Toronto paper in fight with Ontario government over access to convicted killer Russell Williams’ DNA samples

Apparently a vicious serial killer's privacy rights trump the Canadian public's right to know whether police did all they could to catch him quickly.

The Toronto Star reports it's in a tussle with Ontario's information guardians over a request to know when investigators submitted samples of Russell Williams' DNA for testing or when the samples were uploaded to a national DNA database.

Williams was a rising star in the Canadian Armed Forces, a square-jawed pilot who had flown VIPs such as the Queen and a Canadian prime minister, and was the colonel in command of CFB Trenton, south of Ottawa.

But Williams led a well-concealed double life as a violent sexual pervert who broke into women's homes and stole underwear that he photographed himself wearing. His activities escalated to home-invasion and sexual assault, and finally murder.

He confessed to killing Cpl. Marie France Comeau in her home in November 2009 and Jessica Lloyd in late January 2010. Williams was arrested only a few days after Lloyd was killed, apparently because the distinctive tire tread on his SUV matched marks left at one of the crime scenes.

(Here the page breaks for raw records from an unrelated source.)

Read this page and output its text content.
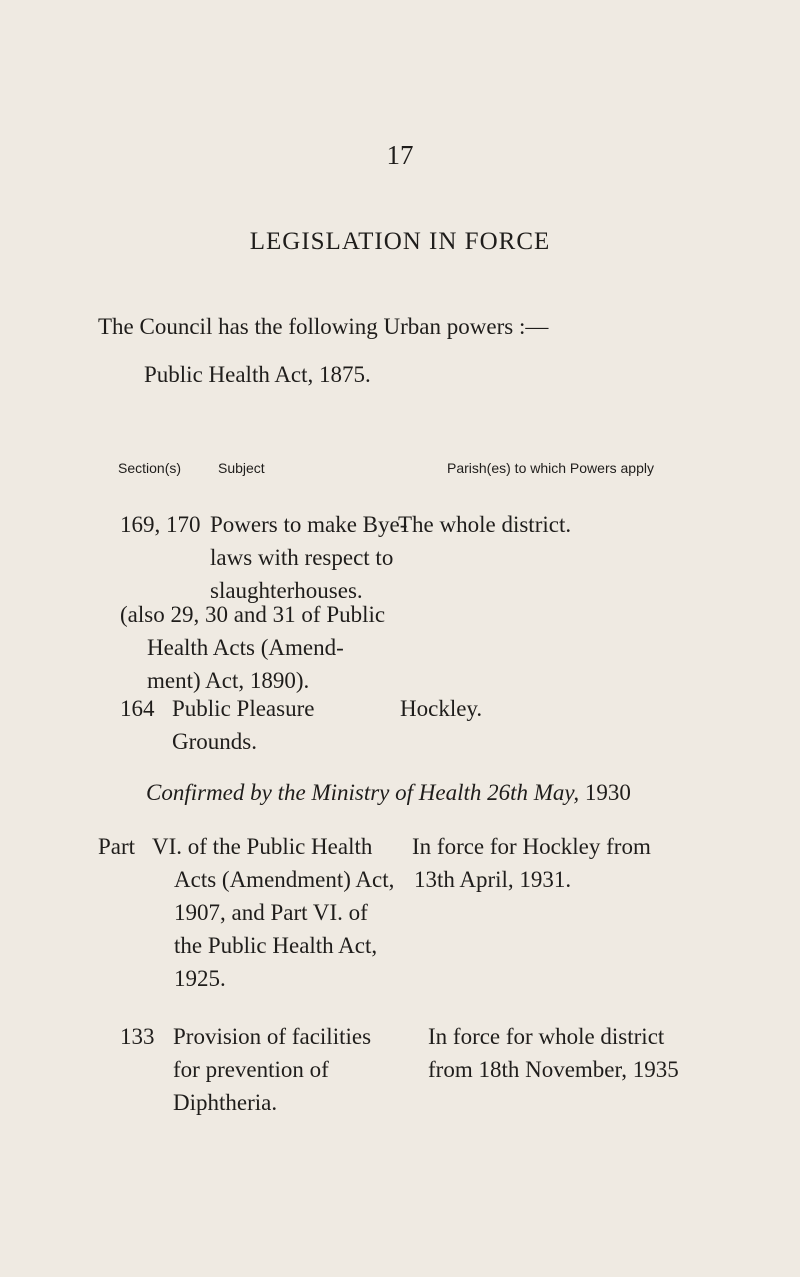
17
LEGISLATION IN FORCE
The Council has the following Urban powers :—
Public Health Act, 1875.
Section(s)	Subject	Parish(es) to which Powers apply
169, 170 Powers to make Bye-
laws with respect to
slaughterhouses.
The whole district.
(also 29, 30 and 31 of Public
Health Acts (Amend-
ment) Act, 1890).
164 Public Pleasure
Grounds.
Hockley.
Confirmed by the Ministry of Health 26th May, 1930
Part VI. of the Public Health
Acts (Amendment) Act,
1907, and Part VI. of
the Public Health Act,
1925.
In force for Hockley from
13th April, 1931.
133 Provision of facilities
for prevention of
Diphtheria.
In force for whole district
from 18th November, 1935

[ Related: Murderer Russell Williams files to have victims pay legal bills in civil suit ]

The Star filed an freedom-of-information request with the Ontario Ministry of Community Safety and Correctional Services to make public the dates when Williams' DNA was tested and submitted to the national database.

DNA samples were taken from one sexual assault scene and at the first of his two murders that matched Williams' profile and could not rule him out as a suspect, the Star reported.

Could timely testing of the DNA sample potentially have saved the life of Jessica Lloyd, who was killed two months later, or was her death unpreventable?

"Releasing the dates when DNA samples were submitted, tests were completed, and the resulting DNA profiles were fed into a national database would help clear up those questions," the Star contended.

But the ministry rejected the request, calling it an "unjustified invasion of personal privacy," the Star said.

The ministry's deputy freedom-of-information co-ordinator cited "mandatory" personal privacy provisions of the Freedom of Information and Protection of Privacy Act, as well as two subsections dealing with "highly sensitive" personal information and information that's part of a potential criminal investigation.

The restriction apparently extends to the dates the samples were submitted.

The issue of timely testing is sensitive because of suggestions serial killer Paul Bernardo might have been caught sooner had DNA samples linked to rapes he'd committed previously not disappeared into a "black hole," the Star said.

A review of the investigation done in 1996 noted testing delays at Ontario's Centre for Forensic Sciences factored into Bernardo's freedom to torture and kill two abducted teenage girls, as well as his wife and accomplice Karla Homolka's young sister.

Former journalist Ann Rees, who has studied Canadian freedom-of-information mechanisms, told the Star the government should release the testing information because it's in the public interest to show proper procedures were followed in the Williams case.

"As to Williams' privacy rights, in my view he forfeited them when he became a risk to the public by attacking and killing women," Rees, now an academic, wrote in an email to the Star.

Williams, who was stripped of his rank and dismissed from the military, is serving a life sentence with no chance to apply for parole for at least 25 years.